To Be Merry. In her autobiographical solo show, Mary Knoll finds a common trope (and a common problem) in the lyrics of today's musicals: "I'm an edgy young person who doesn't want to get a job and pay the rent-rent-rent." Knoll prefers the glamour and grandeur of golden age musicals -- Brigadoon, Showboat, West Side Story -- so much so that she can rarely resist bursting into their songs, as loudly as possible and preferably while standing on top of a chair. The joy of belting gives her solace in difficult times, and she recounts many of those, each character she portrays, especially her ashtray-voiced grandma, a rich collection of quirks and foibles. Belting also endows her with preternatural exuberance, giving her the energy to hula hoop practically through the entire show.
VGL 5'4" Top. Lucas Brooks dissects his corner of the gay community and his role in it, as dictated by the flaws and attributes of his own body, with the calculating, meticulous rigor of a scientist and the wit of a rapacious satirist. "If your asshole got dressed," a dating site questionnaire asks him, "what would it wear?" "Duct tape," he responds. Trouble is, Brooks wants to have it both ways, indulging his own snark but condemning it in others. He catalogues "homosexual habits" he hates, but he doesn't make himself likable enough for us to hate with him.
Wounded Stag. The dark, sui generis humor of Dan Carbone is childish in every sense of the word. All his stories on this "journey to the far side of the room," which he wrote with Andrew Goldfarb, are from his twisted 1960s childhood, and he tells them using dolls, dioramas, and kids' songs with lyrics like "Mommy loves the baby with Beelzebub in her brain" or "General Tommy, the astronaut/his mother's womb is his favorite spot." Carbone's voice is part David Bowie, part Rick Moranis, and always veering into a squeaky, nasal falsetto, which unfortunately obscures some of his clever lyrics. But his show is manna for overgrown but still fucked-up kids everywhere -- which is to say, for all of us.
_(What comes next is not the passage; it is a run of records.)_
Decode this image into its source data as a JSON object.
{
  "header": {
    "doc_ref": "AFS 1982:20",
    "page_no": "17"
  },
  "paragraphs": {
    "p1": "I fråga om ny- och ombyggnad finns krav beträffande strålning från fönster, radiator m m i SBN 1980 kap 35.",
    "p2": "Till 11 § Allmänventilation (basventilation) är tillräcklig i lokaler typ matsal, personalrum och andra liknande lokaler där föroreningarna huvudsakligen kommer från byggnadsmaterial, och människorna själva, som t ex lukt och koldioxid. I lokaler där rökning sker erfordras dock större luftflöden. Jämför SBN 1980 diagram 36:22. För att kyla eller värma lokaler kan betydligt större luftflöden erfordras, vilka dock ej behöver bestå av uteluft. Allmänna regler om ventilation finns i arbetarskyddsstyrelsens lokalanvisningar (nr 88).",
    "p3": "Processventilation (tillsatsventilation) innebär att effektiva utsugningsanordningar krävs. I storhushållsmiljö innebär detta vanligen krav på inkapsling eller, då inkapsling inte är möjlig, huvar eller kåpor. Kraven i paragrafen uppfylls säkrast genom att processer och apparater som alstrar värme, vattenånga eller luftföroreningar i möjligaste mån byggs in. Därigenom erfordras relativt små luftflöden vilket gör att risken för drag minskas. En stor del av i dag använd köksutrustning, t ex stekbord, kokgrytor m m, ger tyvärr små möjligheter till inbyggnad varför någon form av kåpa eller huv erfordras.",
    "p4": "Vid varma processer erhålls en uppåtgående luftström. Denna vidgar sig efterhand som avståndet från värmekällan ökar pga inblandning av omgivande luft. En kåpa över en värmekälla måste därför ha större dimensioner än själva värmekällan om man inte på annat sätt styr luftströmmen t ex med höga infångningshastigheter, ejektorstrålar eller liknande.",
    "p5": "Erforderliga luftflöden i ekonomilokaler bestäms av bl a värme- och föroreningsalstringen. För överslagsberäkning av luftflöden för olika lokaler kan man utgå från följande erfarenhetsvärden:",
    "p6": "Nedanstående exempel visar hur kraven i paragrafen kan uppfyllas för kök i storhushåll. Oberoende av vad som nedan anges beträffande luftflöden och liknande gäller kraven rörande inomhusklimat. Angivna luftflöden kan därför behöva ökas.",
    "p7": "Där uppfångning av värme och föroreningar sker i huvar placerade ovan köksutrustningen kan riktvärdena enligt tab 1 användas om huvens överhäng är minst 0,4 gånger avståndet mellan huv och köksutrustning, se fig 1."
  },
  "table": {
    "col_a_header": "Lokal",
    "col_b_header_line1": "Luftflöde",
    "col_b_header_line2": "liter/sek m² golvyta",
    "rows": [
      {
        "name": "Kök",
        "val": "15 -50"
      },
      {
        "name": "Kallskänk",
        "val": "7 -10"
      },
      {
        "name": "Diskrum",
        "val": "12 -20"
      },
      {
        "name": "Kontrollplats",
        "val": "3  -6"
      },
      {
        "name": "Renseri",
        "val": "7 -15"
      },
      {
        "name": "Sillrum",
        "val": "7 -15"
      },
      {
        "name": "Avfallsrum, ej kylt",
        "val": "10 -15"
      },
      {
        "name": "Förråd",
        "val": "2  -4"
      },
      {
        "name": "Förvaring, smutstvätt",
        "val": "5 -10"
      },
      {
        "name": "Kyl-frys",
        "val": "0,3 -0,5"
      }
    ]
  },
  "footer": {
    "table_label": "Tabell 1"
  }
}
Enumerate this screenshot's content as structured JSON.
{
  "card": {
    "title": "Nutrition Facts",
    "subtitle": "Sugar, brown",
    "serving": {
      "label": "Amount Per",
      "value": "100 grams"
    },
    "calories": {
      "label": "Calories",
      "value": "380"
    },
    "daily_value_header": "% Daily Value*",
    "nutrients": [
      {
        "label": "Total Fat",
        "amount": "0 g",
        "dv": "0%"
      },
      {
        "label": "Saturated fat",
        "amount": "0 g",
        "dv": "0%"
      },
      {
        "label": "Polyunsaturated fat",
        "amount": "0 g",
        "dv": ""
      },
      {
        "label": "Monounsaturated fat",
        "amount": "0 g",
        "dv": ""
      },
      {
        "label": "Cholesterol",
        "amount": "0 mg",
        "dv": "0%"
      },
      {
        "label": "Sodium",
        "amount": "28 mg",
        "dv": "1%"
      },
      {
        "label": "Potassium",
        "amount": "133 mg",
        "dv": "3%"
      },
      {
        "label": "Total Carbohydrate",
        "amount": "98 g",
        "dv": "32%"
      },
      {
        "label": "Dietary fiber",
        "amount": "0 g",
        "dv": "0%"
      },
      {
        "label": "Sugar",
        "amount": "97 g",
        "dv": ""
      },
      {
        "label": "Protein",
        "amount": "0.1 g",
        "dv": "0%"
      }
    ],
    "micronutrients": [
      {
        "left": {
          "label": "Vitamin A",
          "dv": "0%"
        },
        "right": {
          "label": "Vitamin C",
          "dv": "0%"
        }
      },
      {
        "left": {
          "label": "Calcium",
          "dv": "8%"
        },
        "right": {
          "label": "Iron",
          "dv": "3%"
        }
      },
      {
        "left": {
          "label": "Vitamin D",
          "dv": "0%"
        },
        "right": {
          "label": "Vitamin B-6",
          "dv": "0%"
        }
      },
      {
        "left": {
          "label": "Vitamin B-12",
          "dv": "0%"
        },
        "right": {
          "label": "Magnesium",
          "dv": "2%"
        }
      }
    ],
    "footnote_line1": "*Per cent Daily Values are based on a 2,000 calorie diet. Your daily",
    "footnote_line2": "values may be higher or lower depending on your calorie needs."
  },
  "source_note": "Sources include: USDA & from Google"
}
Weightless. The rock opera by Kate Kilbane and the Cellar Doors is one of the best shows of the year, in and out of the Fringe. The surprising and poetic fairytale about sisterhood, adapted from the myth of Procne and Philomela in Ovid's Metamorphoses, tells its story partly through old-fashioned narration (by Alisha Ehrlich) and partly through funky, jazzy rock. In a few key moments, the band members also act out scenes, and their electrifying stage presence as musicians -- emanating total cool while also making each lyric blaze with passion -- translates into theater that's every bit as captivating as the music. This one might sell out its run, but don't be surprised if you see it appearing somewhere else soon.
Occupy Fringe Theatre 2012 continues through Sept. 16 at the Exit Theatre, 156 Eddy St. (at Taylor), S.F. and at the Exit on Taylor, 277 Taylor St. (at Ellis), S.F. Admission is $5-$12.99.